A study released last week found that injury rates at the Whistler Sliding Centre are in line with those at the 16 other tracks around the world.
The study, titled "Injuries at Whistler Sliding Center: a 4-year retrospective study" (sic), was released on March 23.
Lead investigator Peter Cripton concluded that the number of injuries suffered on the track is roughly in line with other tracks located in North America and Europe.
"With an overall injury rate of 0.5 percent, the track is pretty comparable to 16 other sliding tracks across the planet," the UBC professor of mechanical engineering said in a release.
The researchers looked at over 42,000 runs taken by roughly 2,600 athletes at the venue from 2007 to 2011. They found more experienced sliders, particularly those with over 150 runs, had a reduced risk of injury. Conversely, athletes who had taken between 30 and 59 runs were at the greatest risk of injury.
As well, the location of the crash was a factor, as roughly 75 per cent of the incidents occurred at corner 13 or lower in the track.
Another factor was the start heights, as those who started higher up were at greater risk of injury. Connecting to the previous point, those sliders would be travelling at greater speeds toward the end of the track.

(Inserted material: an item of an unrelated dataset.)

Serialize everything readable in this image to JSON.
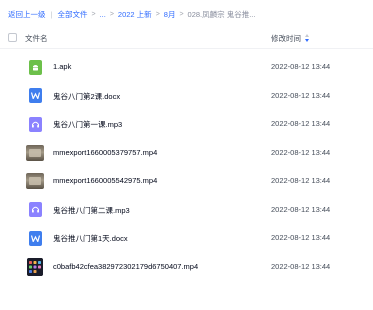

"The lower the start position, the lower the speed and the safer the athletes tended to be. They had significantly higher risk for injury if they started higher up," Cripton noted.
Whistler Sport Legacies president and CEO Roger Soane said he wasn't surprised with the results, which reinforced the findings of the 2012 Whistler Sliding Centre Sled Trajectory and Track Construction Study conducted by SAIT Polytechnic. The B.C. Coroners Service recommended commissioning the study after 21-year-old Georgian luger Nodar Kumaritashvili died after his sled left the track and he crashed into a steel pole at the 2010 Winter Olympic Games.
While Soane felt the new report essentially was "rehashing old news" of what the previous report discovered, he said there was new information in the comparison to other tracks.
"They went and studied some other tracks as well. There wasn't anything in there that surprised me. There wasn't anything new that came to light," he said. "For me it was a little bit of a non-event."
After the coroner's report, SAIT released safety recommendations for the track, which Soane said were subsequently implemented.
With the 2019 FIBT World Championships slated to come to the track and World Cups for bobsleigh, skeleton and luge likely on the slate for next season, Soane noted the sliding community has accepted the track as suitable for its athletes, especially with the changes that were made.
"We have already had the track re-homologated for World Championships and World Cup races," he said.